De kleur van de kentekenplaat (blauw) komt overeen met de snorfietsplaat en de plaat die voor taxi’s wordt gebruikt. De kleurovereenkomst wordt door de betrokken uitvoeringsorganisaties beschouwd als praktisch werkbaar, zeker gelet op het feit dat de vaste beginletter ‘E’ en het formaat onderscheidend zijn. De werkwijze van de vaste beginletter is staande praktijk voor motorvoertuigen met een gele kentekenplaat met zwarte letters. Zo is de beginletter bij motorfietsen een ‘M’, voor bedrijfsauto’s een ‘B’ of ‘V’ en aanhangers een ‘O’ of ‘W’. Een afwijkende kleur is overwogen, maar daarvoor is niet gekozen, omdat dit een langere voorbereiding zou vergen van producenten en hogere kosten voor gebruikers met zich brengt. Spoedige invoering van kentekening op een wijze die betaalbaar is voor gebruikers wordt daarom verkozen boven de beperkte voordelen van een afwijkende kleur.

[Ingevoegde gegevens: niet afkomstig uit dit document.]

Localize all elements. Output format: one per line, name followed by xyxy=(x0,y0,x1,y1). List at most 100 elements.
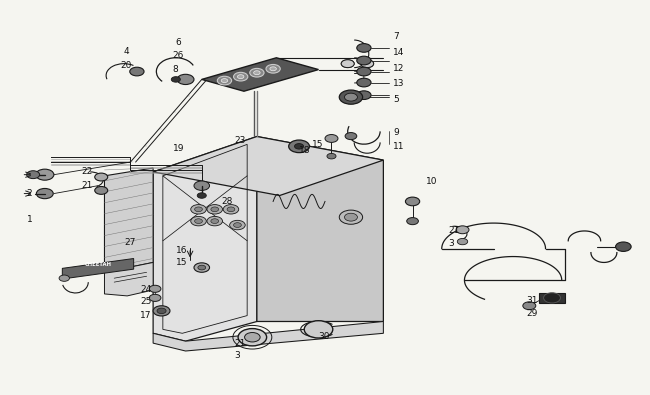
Text: 22: 22 xyxy=(82,167,93,177)
Text: 2: 2 xyxy=(27,189,32,198)
Text: 12: 12 xyxy=(393,64,404,73)
Circle shape xyxy=(95,173,108,181)
Circle shape xyxy=(250,68,264,77)
Polygon shape xyxy=(153,322,384,351)
Text: 28: 28 xyxy=(221,197,233,206)
Circle shape xyxy=(456,226,469,234)
Text: 14: 14 xyxy=(393,48,404,57)
Text: 3: 3 xyxy=(234,351,240,360)
Circle shape xyxy=(238,329,266,346)
Text: 21: 21 xyxy=(234,339,246,348)
Circle shape xyxy=(327,153,336,159)
Circle shape xyxy=(153,306,170,316)
Circle shape xyxy=(406,197,420,206)
Text: 3: 3 xyxy=(448,239,454,248)
Circle shape xyxy=(211,219,218,224)
Text: 6: 6 xyxy=(176,38,181,47)
Circle shape xyxy=(407,218,419,225)
Circle shape xyxy=(217,76,231,85)
Circle shape xyxy=(341,60,354,68)
Text: 16: 16 xyxy=(176,246,187,255)
Circle shape xyxy=(543,293,560,303)
Text: 8: 8 xyxy=(173,65,178,74)
Circle shape xyxy=(357,91,371,100)
Polygon shape xyxy=(202,58,318,91)
Circle shape xyxy=(266,64,280,73)
Circle shape xyxy=(357,43,371,52)
Polygon shape xyxy=(105,168,153,272)
Text: 4: 4 xyxy=(124,47,129,56)
Circle shape xyxy=(227,207,235,212)
Text: 31: 31 xyxy=(526,296,538,305)
Circle shape xyxy=(194,181,209,190)
Circle shape xyxy=(616,242,631,252)
Circle shape xyxy=(339,90,363,104)
Text: 18: 18 xyxy=(299,146,311,155)
Circle shape xyxy=(325,135,338,142)
Circle shape xyxy=(197,193,206,198)
Text: 29: 29 xyxy=(526,309,538,318)
Circle shape xyxy=(339,210,363,224)
Circle shape xyxy=(523,302,536,310)
Circle shape xyxy=(27,171,40,179)
Circle shape xyxy=(294,143,304,149)
Circle shape xyxy=(361,60,374,68)
Circle shape xyxy=(221,79,228,83)
Polygon shape xyxy=(153,137,257,341)
Text: 26: 26 xyxy=(173,51,184,60)
Circle shape xyxy=(270,67,276,71)
Circle shape xyxy=(458,239,468,245)
Circle shape xyxy=(194,207,202,212)
Circle shape xyxy=(36,169,54,180)
Text: 23: 23 xyxy=(234,136,246,145)
Circle shape xyxy=(177,74,194,85)
Circle shape xyxy=(150,285,161,292)
Text: 15: 15 xyxy=(176,258,187,267)
Circle shape xyxy=(207,205,222,214)
Polygon shape xyxy=(62,258,134,279)
Circle shape xyxy=(304,321,333,338)
Text: 1: 1 xyxy=(27,214,32,224)
Text: 13: 13 xyxy=(393,79,404,88)
Text: 5: 5 xyxy=(393,94,399,103)
Circle shape xyxy=(233,223,241,228)
Text: 21: 21 xyxy=(82,181,93,190)
Circle shape xyxy=(357,67,371,76)
Text: 7: 7 xyxy=(393,32,399,41)
Circle shape xyxy=(211,207,218,212)
Text: 10: 10 xyxy=(426,177,437,186)
Circle shape xyxy=(344,213,358,221)
Circle shape xyxy=(190,216,206,226)
Polygon shape xyxy=(153,137,384,196)
Circle shape xyxy=(172,77,180,82)
Text: 19: 19 xyxy=(173,144,184,153)
Circle shape xyxy=(244,333,260,342)
Polygon shape xyxy=(105,262,153,296)
Text: 20: 20 xyxy=(121,61,132,70)
Circle shape xyxy=(345,133,357,140)
Text: 27: 27 xyxy=(124,238,135,247)
Circle shape xyxy=(95,186,108,194)
Circle shape xyxy=(237,75,244,79)
Text: 15: 15 xyxy=(312,140,324,149)
Circle shape xyxy=(36,188,53,199)
Circle shape xyxy=(341,60,354,68)
Polygon shape xyxy=(257,137,384,322)
Text: 17: 17 xyxy=(140,311,151,320)
Circle shape xyxy=(289,140,309,152)
Circle shape xyxy=(190,205,206,214)
Text: 25: 25 xyxy=(140,297,151,306)
Circle shape xyxy=(194,263,209,272)
Text: 30: 30 xyxy=(318,331,330,340)
Circle shape xyxy=(254,71,260,75)
Text: 9: 9 xyxy=(393,128,399,137)
Text: CHEETAH: CHEETAH xyxy=(84,261,112,267)
Circle shape xyxy=(194,219,202,224)
Circle shape xyxy=(223,205,239,214)
Text: 24: 24 xyxy=(140,286,151,295)
Circle shape xyxy=(344,93,358,101)
Circle shape xyxy=(357,56,371,65)
Circle shape xyxy=(150,294,161,301)
Polygon shape xyxy=(539,293,565,303)
Text: 11: 11 xyxy=(393,142,404,151)
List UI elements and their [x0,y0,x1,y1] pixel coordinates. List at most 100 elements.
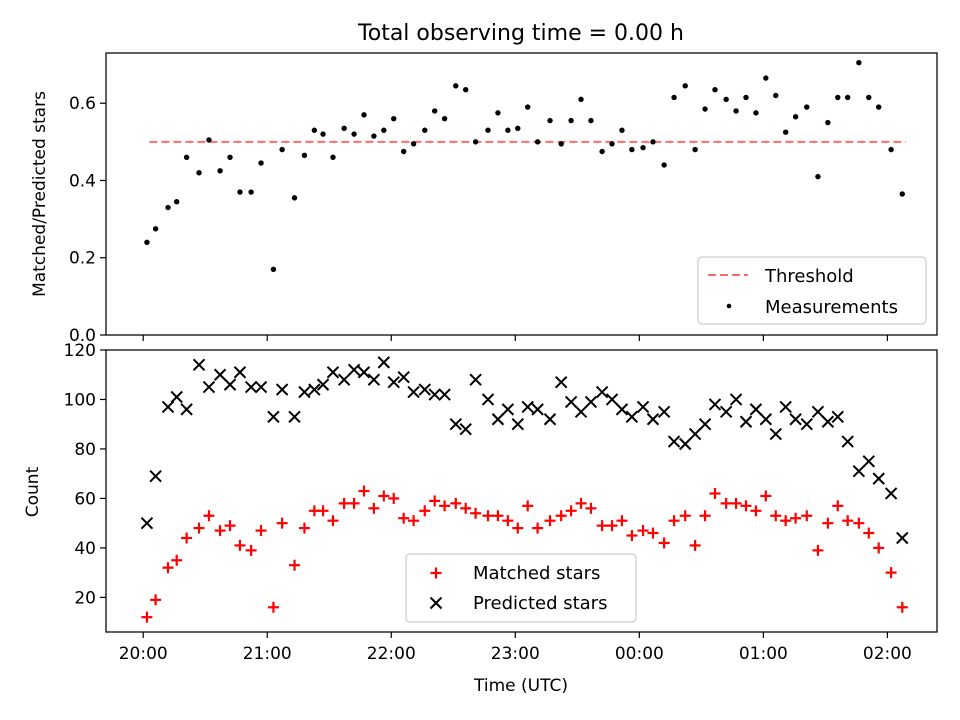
matched-stars-point [317,505,329,517]
matched-stars-point [492,510,504,522]
measurement-point [866,94,872,101]
measurement-point [619,127,625,133]
predicted-stars-point [554,375,568,389]
measurement-point [165,204,171,211]
matched-stars-point [709,487,721,499]
matched-stars-point [822,517,834,529]
measurement-points [144,59,905,273]
predicted-stars-point [267,410,280,423]
measurement-point [682,83,688,89]
predicted-stars-point [739,415,753,428]
measurement-point [671,94,677,101]
matched-stars-point [162,562,174,574]
measurement-point [888,146,894,153]
measurement-point [371,133,377,139]
predicted-stars-point [459,422,472,436]
bottom-y-ticks: 20 40 60 80 100 120 [64,341,106,608]
figure-title: Total observing time = 0.00 h [357,21,684,46]
measurement-point [702,106,708,112]
measurement-point [505,127,511,133]
matched-stars-point [245,544,257,556]
x-tick-label: 00:00 [615,644,664,664]
predicted-stars-point [896,531,909,545]
bottom-legend: Matched stars Predicted stars [405,553,637,623]
predicted-stars-point [298,385,311,399]
legend-predicted-marker [429,596,443,610]
measurement-point [640,144,646,151]
predicted-stars-point [170,390,183,404]
measurement-point [876,104,882,110]
measurement-point [453,83,459,89]
matched-stars-point [429,495,441,507]
measurement-point [351,131,357,137]
predicted-stars-point [438,388,451,401]
predicted-stars-point [574,405,588,419]
matched-stars-point [637,525,649,537]
predicted-stars-point [625,410,639,423]
matched-stars-point [720,497,732,509]
matched-stars-point [203,510,215,522]
matched-stars-point [470,507,482,519]
top-legend-box [697,256,927,325]
predicted-stars-point [387,375,400,389]
bottom-x-ticks: 20:00 21:00 22:00 23:00 00:00 01:00 02:00 [119,632,912,664]
predicted-stars-point [688,427,702,441]
bottom-y-tick-label: 80 [74,440,96,460]
measurement-point [291,195,298,201]
predicted-stars-point [418,383,431,396]
matched-stars-point [398,512,410,524]
measurement-point [301,152,308,159]
x-tick-label: 22:00 [367,644,416,664]
predicted-stars-point [244,380,258,394]
matched-stars-point [780,515,792,527]
measurement-point [856,59,862,66]
matched-stars-point [327,515,339,527]
predicted-stars-point [679,437,692,451]
top-y-ticks: 0.0 0.2 0.4 0.6 [69,94,106,346]
matched-stars-point [193,522,205,534]
matched-stars-point [896,601,908,613]
matched-stars-point [298,522,310,534]
top-y-tick-label: 0.4 [69,171,96,191]
predicted-stars-point [698,418,712,431]
bottom-panel: 20 40 60 80 100 120 20:00 21:00 22:00 23:00 00:00… [23,341,938,696]
x-tick-label: 20:00 [119,644,168,664]
measurement-point [173,199,180,205]
measurement-point [152,226,159,232]
predicted-stars-point [347,363,361,376]
matched-stars-point [532,522,544,534]
matched-stars-point [141,611,153,623]
matched-stars-point [616,515,628,527]
matched-stars-points [141,485,908,623]
predicted-stars-point [449,418,462,431]
measurement-point [733,108,739,114]
matched-stars-point [679,510,691,522]
measurement-point [650,139,656,145]
predicted-stars-point [337,373,351,386]
matched-stars-point [699,510,711,522]
measurement-point [815,173,821,180]
predicted-stars-point [521,400,534,414]
predicted-stars-point [357,366,371,379]
matched-stars-point [842,515,854,527]
predicted-stars-point [149,469,162,483]
predicted-stars-point [481,393,495,406]
matched-stars-point [863,527,875,539]
measurement-point [525,104,531,110]
measurement-point [782,129,789,135]
measurement-point [825,119,831,126]
measurement-point [217,168,223,174]
matched-stars-point [502,515,514,527]
predicted-stars-point [852,465,866,478]
measurement-point [547,117,553,124]
matched-stars-point [338,497,350,509]
legend-predicted-swatch [429,596,443,610]
measurement-point [270,266,277,273]
matched-stars-point [555,510,567,522]
measurement-point [227,154,233,161]
matched-stars-point [885,567,897,579]
measurement-point [311,127,318,133]
predicted-stars-point [595,385,609,399]
top-panel: 0.0 0.2 0.4 0.6 Matched/Predicted stars Thr… [30,52,938,346]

Gelet op het voorgaande is dus gekozen voor de kleurstelling die wordt gebruikt voor snorfietsen. Bijzondere bromfietsen worden voorzien van voor een blauwe kentekenplaat met een kenmerkend formaat van 10 x 12 cm met witte letters en vaste beginletter ‘E’, zodat de voertuigen kunnen worden onderscheiden van de snorfietsen. De kentekenplaat moet zijn voorzien van het goedkeuringsmerk waarmee wordt aangetoond dat die plaat voldoet aan de eisen die daaraan zijn gesteld in de Regeling eisen goedkeuring kentekenplaten 2000.

2.2 Maatwerk voor bijzondere bromfietsen die bij productie niet zijn voorzien van ruimte voor een kentekenplaat

Bijzondere bromfietsen die op het moment van het van kracht worden van de kentekenplicht al geproduceerd zijn (hierna aangeduid als aangewezen bijzondere bromfietsen) hebben niet altijd ruimte om een kentekenplaat van 10 x 12 cm op de achterzijde van het voertuig aan te brengen. Deze regeling biedt daarom de mogelijkheid om hieraan invulling te geven door de kentekenplaat in plaats van op de achterzijde aan de voorzijde van het voertuig aan te brengen. De RDW publiceert op zijn site voor welke aangewezen soorten bijzondere bromfietsen dit geldt. Bij de inschrijving wordt door de RDW vastgesteld dat de voorgeschreven kentekenplaat in het geheel niet of niet op veilige wijze op de achterzijde van het voertuig kan worden aangebracht. In dat geval tekent de RDW in het kentekenregister aan dat de kentekenplaat op een andere plaats op het voertuig aangebracht mag worden.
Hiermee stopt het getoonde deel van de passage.